PC builders picking older-gen and pre-owned components is starting to become a trend, with value trumping peak performance. The RTX 50 and RX 90 series GPUs already showed us that the age of rasterized generational gains is coming to an end. AI has long been a vital performance driver on consumer GPUs, long before the existing hardware crisis took shape. With next-gen GPUs reportedly canceled till 2028, gamers are no longer waiting for the next big thing. They've realized that we've already reached peak PC hardware, and are content with hunting for deals on older and used hardware.

Building a PC used to give you the most control over your system, but the choice is being taken out of the platform by manufacturers every generation. Budget CPUs don't exist anymore, budget GPUs don't mean what they used to, and the only graphics cards with sufficient VRAM cost a bomb. PC builders have been taken for a ride, and the existing crisis is the final nail in the coffin. The current market might not kill PC building, but it'll cement it as a rich man's game for good.

DIY builders aren't the only victims this time

Make yourself comfortable with expensive electronics

DIY builders have little to look forward to these next few years, but they're not the only ones looking at a hardware winter. The scale of the current crisis means that memory, storage, and GPU prices will affect most other devices, too. Pre-built PCs will naturally see price hikes across the board as system builders struggle to maintain margins. Laptop makers are already prioritizing 8GB RAM configurations even in mid-range models, with high-end gaming SKUs featuring 16–64GB memory seeing price hikes. PC gaming handhelds, a relatively affordable way to play desktop games on the go, will also launch at higher price points due to skyrocketing LPPDR prices. Even smartphones will stop providing 8GB RAM in entry-level models, bringing back the outdated 4GB RAM configuration.
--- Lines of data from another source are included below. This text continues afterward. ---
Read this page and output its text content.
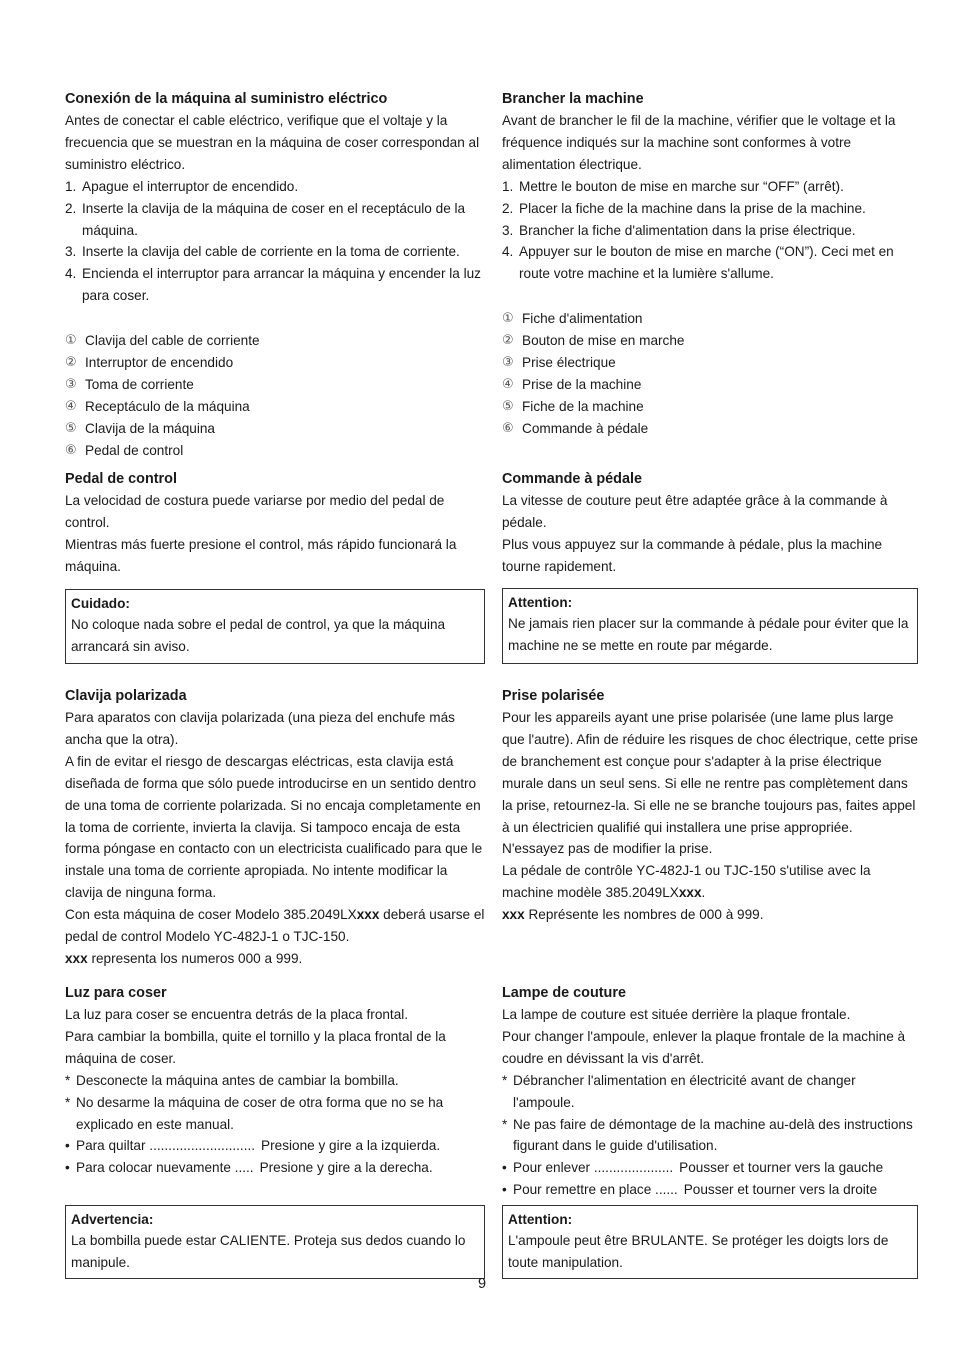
Conexión de la máquina al suministro eléctrico

Antes de conectar el cable eléctrico, verifique que el voltaje y la frecuencia que se muestran en la máquina de coser correspondan al suministro eléctrico.

1. Apague el interruptor de encendido.
2. Inserte la clavija de la máquina de coser en el receptáculo de la máquina.
3. Inserte la clavija del cable de corriente en la toma de corriente.
4. Encienda el interruptor para arrancar la máquina y encender la luz para coser.
① Clavija del cable de corriente
② Interruptor de encendido
③ Toma de corriente
④ Receptáculo de la máquina
⑤ Clavija de la máquina
⑥ Pedal de control
Pedal de control

La velocidad de costura puede variarse por medio del pedal de control.

Mientras más fuerte presione el control, más rápido funcionará la máquina.

Cuidado:
No coloque nada sobre el pedal de control, ya que la máquina arrancará sin aviso.
Clavija polarizada

Para aparatos con clavija polarizada (una pieza del enchufe más ancha que la otra).

A fin de evitar el riesgo de descargas eléctricas, esta clavija está diseñada de forma que sólo puede introducirse en un sentido dentro de una toma de corriente polarizada. Si no encaja completamente en la toma de corriente, invierta la clavija. Si tampoco encaja de esta forma póngase en contacto con un electricista cualificado para que le instale una toma de corriente apropiada. No intente modificar la clavija de ninguna forma.

Con esta máquina de coser Modelo 385.2049LXxxx deberá usarse el pedal de control Modelo YC-482J-1 o TJC-150.

xxx representa los numeros 000 a 999.

Luz para coser

La luz para coser se encuentra detrás de la placa frontal.

Para cambiar la bombilla, quite el tornillo y la placa frontal de la máquina de coser.

* Desconecte la máquina antes de cambiar la bombilla.
* No desarme la máquina de coser de otra forma que no se ha explicado en este manual.
• Para quiltar ............................ Presione y gire a la izquierda.
• Para colocar nuevamente ..... Presione y gire a la derecha.
Advertencia:
La bombilla puede estar CALIENTE. Proteja sus dedos cuando lo manipule.
Brancher la machine

Avant de brancher le fil de la machine, vérifier que le voltage et la fréquence indiqués sur la machine sont conformes à votre alimentation électrique.

1. Mettre le bouton de mise en marche sur “OFF” (arrêt).
2. Placer la fiche de la machine dans la prise de la machine.
3. Brancher la fiche d'alimentation dans la prise électrique.
4. Appuyer sur le bouton de mise en marche (“ON”). Ceci met en route votre machine et la lumière s'allume.
① Fiche d'alimentation
② Bouton de mise en marche
③ Prise électrique
④ Prise de la machine
⑤ Fiche de la machine
⑥ Commande à pédale
Commande à pédale

La vitesse de couture peut être adaptée grâce à la commande à pédale.

Plus vous appuyez sur la commande à pédale, plus la machine tourne rapidement.

Attention:
Ne jamais rien placer sur la commande à pédale pour éviter que la machine ne se mette en route par mégarde.
Prise polarisée

Pour les appareils ayant une prise polarisée (une lame plus large que l'autre). Afin de réduire les risques de choc électrique, cette prise de branchement est conçue pour s'adapter à la prise électrique murale dans un seul sens. Si elle ne rentre pas complètement dans la prise, retournez-la. Si elle ne se branche toujours pas, faites appel à un électricien qualifié qui installera une prise appropriée. N'essayez pas de modifier la prise.

La pédale de contrôle YC-482J-1 ou TJC-150 s'utilise avec la machine modèle 385.2049LXxxx.

xxx Représente les nombres de 000 à 999.

Lampe de couture

La lampe de couture est située derrière la plaque frontale.

Pour changer l'ampoule, enlever la plaque frontale de la machine à coudre en dévissant la vis d'arrêt.

* Débrancher l'alimentation en électricité avant de changer l'ampoule.
* Ne pas faire de démontage de la machine au-delà des instructions figurant dans le guide d'utilisation.
• Pour enlever ..................... Pousser et tourner vers la gauche
• Pour remettre en place ...... Pousser et tourner vers la droite
Attention:
L'ampoule peut être BRULANTE. Se protéger les doigts lors de toute manipulation.
9
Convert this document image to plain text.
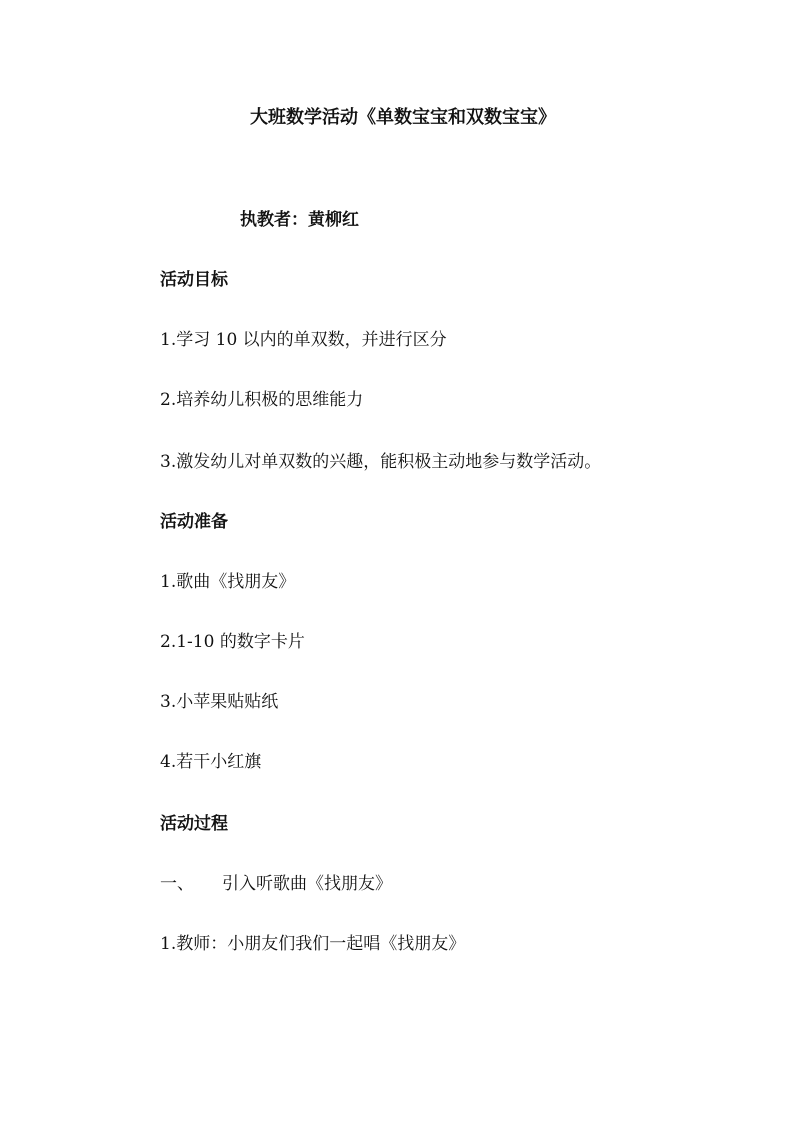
大班数学活动《单数宝宝和双数宝宝》
执教者：黄柳红
活动目标
1.学习 10 以内的单双数，并进行区分
2.培养幼儿积极的思维能力
3.激发幼儿对单双数的兴趣，能积极主动地参与数学活动。
活动准备
1.歌曲《找朋友》
2.1-10 的数字卡片
3.小苹果贴贴纸
4.若干小红旗
活动过程
一、 引入听歌曲《找朋友》
1.教师：小朋友们我们一起唱《找朋友》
The consumer electronics market is collectively climbing a few rungs on the price ladder, bidding goodbye to the good ol' days. Of course, some companies are sure to use this opportunity to introduce disproportionate price hikes, making as much money as possible. Even the drop in demand due to the inflated prices will probably not change anything for a few years. Data centers will continue to consume all the GPUs, memory, and storage they can, as consumers resign themselves to delayed upgrades and pre-owned hardware.

What's at the end of the storm?

The existing hardware crisis might last longer than most, and might even give rise to prices never seen before, but what comes later? PC building will survive, and so will laptops, handhelds, and other electronics. We might see a few years of lackluster demand as consumers rethink upgrades. Eventually, however, we will accept the new normal and continue to buy what's available. It might be AM6 CPUs and motherboards, RTX 60 and RDNA 5 GPUs, or something else, but the show goes on.